Again, this wasn't the Middle Ages, this was fifty or sixty years ago, well within living memory. (We have lost Hank and Bear Bryant, but Junior Johnson is still alive.)

Good times.  I got chatting with Margaret Gaston, curator at the Hank Williams homestead in Georgiana. Born in 1929, this good lady came from just that same kind of background. She denied any feeling of oppression or deprivation, though. "Everyone lived just the same. We didn't know we were deprived, we never thought about it. Looking back on my young years, I must say, I enjoyed them. We had a good time!" The race business? "We mixed plenty — more than now, I think." [Funny how often you hear this.] "The schools were separate, though. We had our school, they had theirs. I don't know their school was any worse than ours. Our school had a stove, theirs had a stove …" Hank? "I saw him perform at the Opry in 1951. Oh, how we cheered him! He got more cheers than anyone. You couldn't take your eyes off him. He was working, though, I mean working — drenched in sweat, like somebody'd turned a hose on him. But that was what he loved to do — perform for people. He loved it. You could see that, he just loved it. He was happy up there on stage, happy."
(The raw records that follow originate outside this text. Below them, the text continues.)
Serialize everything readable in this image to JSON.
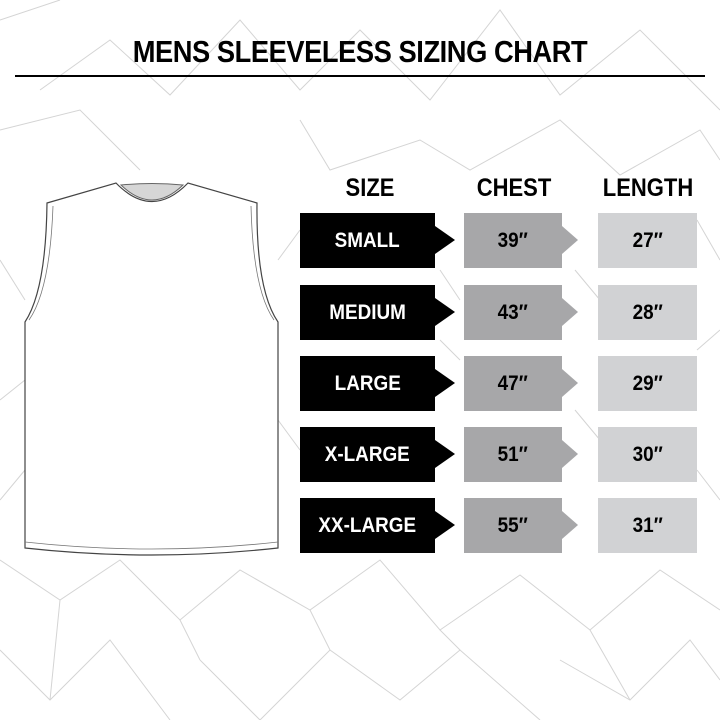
{
  "title": "MENS SLEEVELESS SIZING CHART",
  "headers": {
    "size": "SIZE",
    "chest": "CHEST",
    "length": "LENGTH"
  },
  "rows": [
    {
      "size": "SMALL",
      "chest": "39″",
      "length": "27″"
    },
    {
      "size": "MEDIUM",
      "chest": "43″",
      "length": "28″"
    },
    {
      "size": "LARGE",
      "chest": "47″",
      "length": "29″"
    },
    {
      "size": "X-LARGE",
      "chest": "51″",
      "length": "30″"
    },
    {
      "size": "XX-LARGE",
      "chest": "55″",
      "length": "31″"
    }
  ],
  "colors": {
    "size_bg": "#000000",
    "chest_bg": "#a7a7a9",
    "length_bg": "#d1d2d4"
  },
  "illustration": "sleeveless-shirt-icon"
}
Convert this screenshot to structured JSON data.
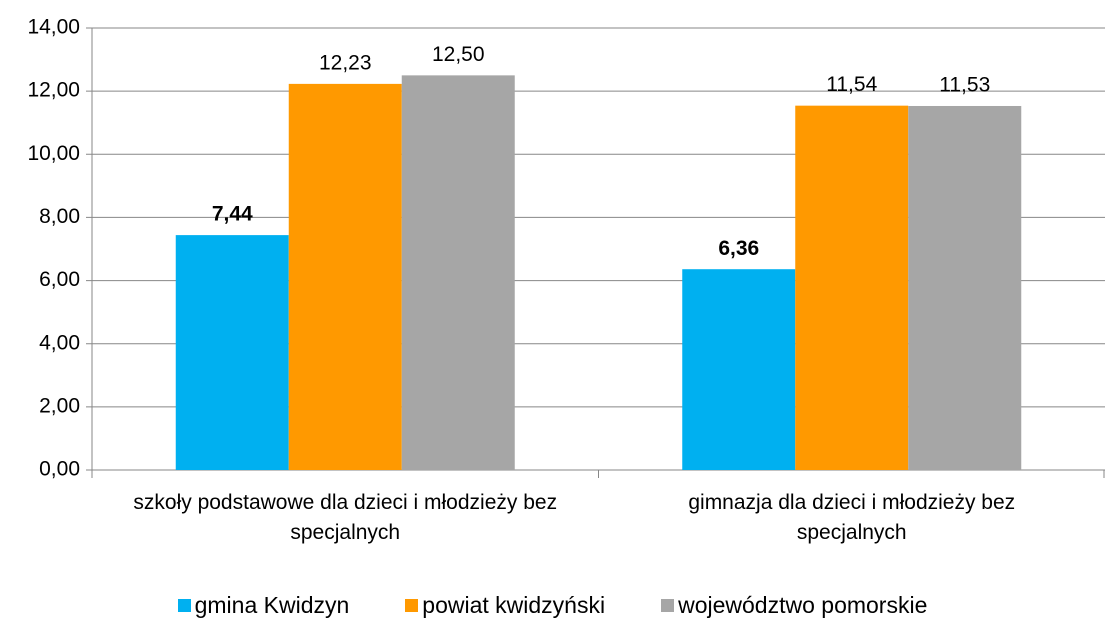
{
  "chart_data": {
    "type": "bar",
    "categories": [
      "szkoły podstawowe dla dzieci i młodzieży bez specjalnych",
      "gimnazja dla dzieci i młodzieży bez specjalnych"
    ],
    "series": [
      {
        "name": "gmina Kwidzyn",
        "color": "#00b0f0",
        "values": [
          7.44,
          6.36
        ],
        "value_labels": [
          "7,44",
          "6,36"
        ]
      },
      {
        "name": "powiat kwidzyński",
        "color": "#ff9900",
        "values": [
          12.23,
          11.54
        ],
        "value_labels": [
          "12,23",
          "11,54"
        ]
      },
      {
        "name": "województwo pomorskie",
        "color": "#a6a6a6",
        "values": [
          12.5,
          11.53
        ],
        "value_labels": [
          "12,50",
          "11,53"
        ]
      }
    ],
    "ylim": [
      0,
      14
    ],
    "yticks": [
      {
        "value": 0,
        "label": "0,00"
      },
      {
        "value": 2,
        "label": "2,00"
      },
      {
        "value": 4,
        "label": "4,00"
      },
      {
        "value": 6,
        "label": "6,00"
      },
      {
        "value": 8,
        "label": "8,00"
      },
      {
        "value": 10,
        "label": "10,00"
      },
      {
        "value": 12,
        "label": "12,00"
      },
      {
        "value": 14,
        "label": "14,00"
      }
    ],
    "grid": true,
    "legend": "bottom"
  }
}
North and south.  Not that Alabama was entirely a peasant state. My own expedition was a bit one-sided, as I spent most of my time in the southern part. A word-association test with "Alabama" would turn up "cotton" as a first response from most Yankees. In fact, "iron and steel" would be just as valid for twentieth-century Alabama, or "coal" (or "the military," come to think of it — you see a lot of uniforms round the state). In 1920, better than one Alabamian in a hundred was a coal miner. To push the analogy with England, the state was as much Mrs. Gaskell or Charles Dickens as Thomas Hardy.
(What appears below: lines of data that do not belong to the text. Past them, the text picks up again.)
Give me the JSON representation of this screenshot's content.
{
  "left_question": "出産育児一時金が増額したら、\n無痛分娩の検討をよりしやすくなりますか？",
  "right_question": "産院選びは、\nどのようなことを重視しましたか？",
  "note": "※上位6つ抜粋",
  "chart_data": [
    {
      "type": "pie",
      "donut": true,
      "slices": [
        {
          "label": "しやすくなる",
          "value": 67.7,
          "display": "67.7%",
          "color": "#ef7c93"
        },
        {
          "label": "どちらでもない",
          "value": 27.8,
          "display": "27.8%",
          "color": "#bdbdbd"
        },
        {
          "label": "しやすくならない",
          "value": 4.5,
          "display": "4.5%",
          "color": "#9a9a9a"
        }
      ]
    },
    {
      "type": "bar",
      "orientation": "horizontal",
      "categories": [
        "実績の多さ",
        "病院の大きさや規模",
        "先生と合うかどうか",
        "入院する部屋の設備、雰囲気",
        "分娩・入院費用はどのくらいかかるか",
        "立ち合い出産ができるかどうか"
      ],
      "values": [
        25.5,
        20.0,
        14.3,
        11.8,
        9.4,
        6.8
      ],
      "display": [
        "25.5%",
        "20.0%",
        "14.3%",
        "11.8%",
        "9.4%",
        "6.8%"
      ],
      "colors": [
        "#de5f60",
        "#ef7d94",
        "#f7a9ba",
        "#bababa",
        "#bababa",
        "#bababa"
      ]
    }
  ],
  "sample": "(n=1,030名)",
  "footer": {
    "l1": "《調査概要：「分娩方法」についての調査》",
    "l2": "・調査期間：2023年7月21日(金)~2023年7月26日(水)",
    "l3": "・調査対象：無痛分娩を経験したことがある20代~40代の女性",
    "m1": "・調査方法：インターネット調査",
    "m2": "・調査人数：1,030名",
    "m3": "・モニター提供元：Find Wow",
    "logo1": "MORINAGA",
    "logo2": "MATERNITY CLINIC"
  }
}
This puts me into familiar territory — both my grandfathers were coal miners in the West Midlands of England. The stories about Alabama coal miners in Poor But Proud all sound like the stuff I heard in my own family. Child labor was common in both places: 1,384 of those 26,000 Alabama miners in 1920 were aged between ten and seventeen. My mother's father went "down the pit" at thirteen, after a brief career minding sheep on Cannock Chase. Here, from Wayne Flynt's book, is an Alabamian Mr. Gradgrind, also circa 1920:

One employer, whom a journalist described as a man "without ideals and apparently without shame," explained that he prevented labor trouble by hiring no one who knew how to read. The only reason he ever hired a literate miner was because "there aren't enough illiterate" ones to go around.
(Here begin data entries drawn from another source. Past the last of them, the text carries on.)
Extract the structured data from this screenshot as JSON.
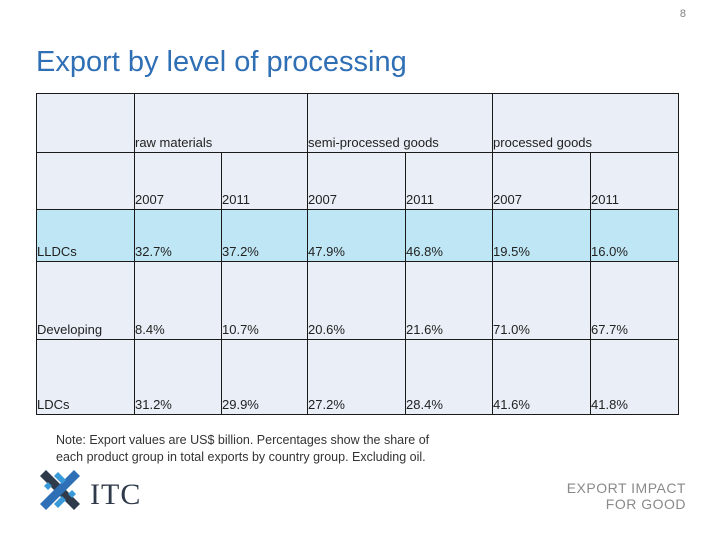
{
  "page_number": "8",
  "title": "Export by level of processing",
  "table": {
    "groups": [
      "raw materials",
      "semi-processed goods",
      "processed goods"
    ],
    "years": [
      "2007",
      "2011",
      "2007",
      "2011",
      "2007",
      "2011"
    ],
    "rows": [
      {
        "label": "LLDCs",
        "values": [
          "32.7%",
          "37.2%",
          "47.9%",
          "46.8%",
          "19.5%",
          "16.0%"
        ]
      },
      {
        "label": "Developing",
        "values": [
          "8.4%",
          "10.7%",
          "20.6%",
          "21.6%",
          "71.0%",
          "67.7%"
        ]
      },
      {
        "label": "LDCs",
        "values": [
          "31.2%",
          "29.9%",
          "27.2%",
          "28.4%",
          "41.6%",
          "41.8%"
        ]
      }
    ]
  },
  "note_line1": "Note: Export values are US$ billion. Percentages show the share of",
  "note_line2": "each product group in total exports by country group. Excluding oil.",
  "logo": {
    "text": "ITC",
    "colors": {
      "dark": "#2f3a4a",
      "blue": "#2f6fb5",
      "teal": "#3a9ad9"
    }
  },
  "tagline": {
    "line1": "EXPORT IMPACT",
    "line2": "FOR GOOD"
  }
}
These are more explorations for a future visit, though. The nearest I got to industrial Alabama on this visit was a one-night stay in the town of Bessemer, obviously named in honor of the steel-smelting pioneer. It was the nearest motel booking I could get to the Talladega raceway. It was also the filthiest motel I have ever been in. My door lock did not work, the carpet in my room was sticky, and there was, to judge from the smell of the place, a rotting corpse in one of the wall cavities. You take 'em as you find 'em when you're on the road, but this place needs a visit from the quality control people at Masters Inns.